Rupee ends flat wedged between higher Asia FX, local dollar demand

The Indian rupee closed little changed on Thursday, sidestepping strength in its Asian peers as local dollar demand ate into the currency’s early gains that came after the U.S. Federal Reserve kept its policy rates and dot plot for 2024 unchanged.

The rupee closed at 83.1475 against the U.S. dollar, barely changed from its close of 83.1575 in the previous session.

While the currency had risen to an intraday high of 83.0475 earlier in the session, it consequently shed those gains.

Dollar demand from corporates and debt repayment outflows pressured the rupee on Thursday, a foreign exchange trader at a state-run bank said.

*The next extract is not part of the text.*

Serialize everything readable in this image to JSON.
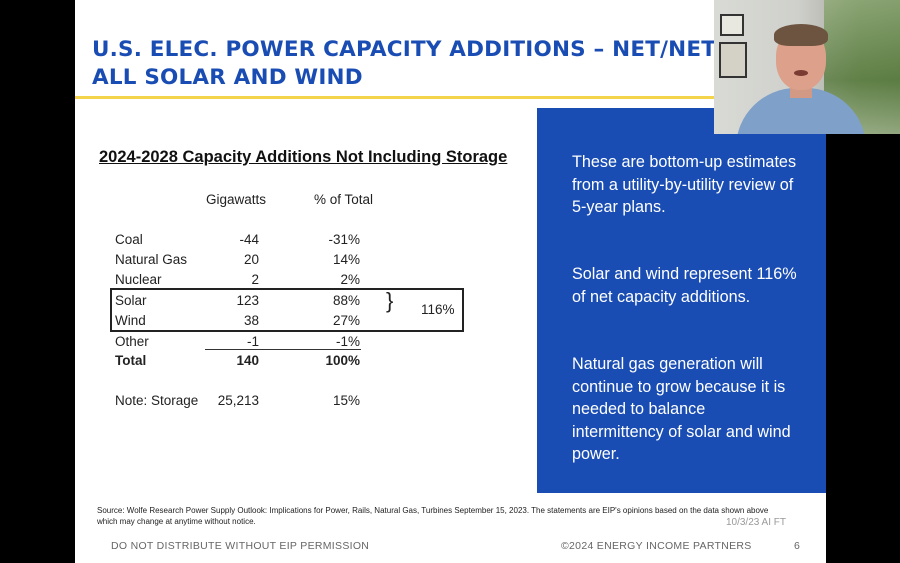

Most Asian currencies rose, with the Korean won up 1.3% and leading gains, while the dollar index pared some of its losses from Wednesday and was last quoted 0.2% higher at 103.43.

The Fed left rates unchanged on Wednesday and maintained its forecast for three interest rate cuts over 2024.

The upside surprises on U.S. inflation data in January and February, “haven’t really changed the overall story, which is that of inflation moving down gradually, on a somewhat bumpy road,” Fed chair Jerome Powell said on Wednesday.

Odds of a June rate cut have risen to about 74% after the Fed’s policy decision, up from 59% a week earlier, according to CME’s FedWatch tool.

Meanwhile, dollar-rupee forward premiums rose, with the 1-year implied yield up 2 bps to 1.63%, aided by a fall in U.S. bond yields.

The rupee appears to have “shifted to a slightly weaker range,” but it’s unlikely to fall below 83.30 in the near term, Dilip Parmar, a foreign exchange research analyst at HDFC Securities said.

Investors now await the release of U.S. jobless claims data due later in the day.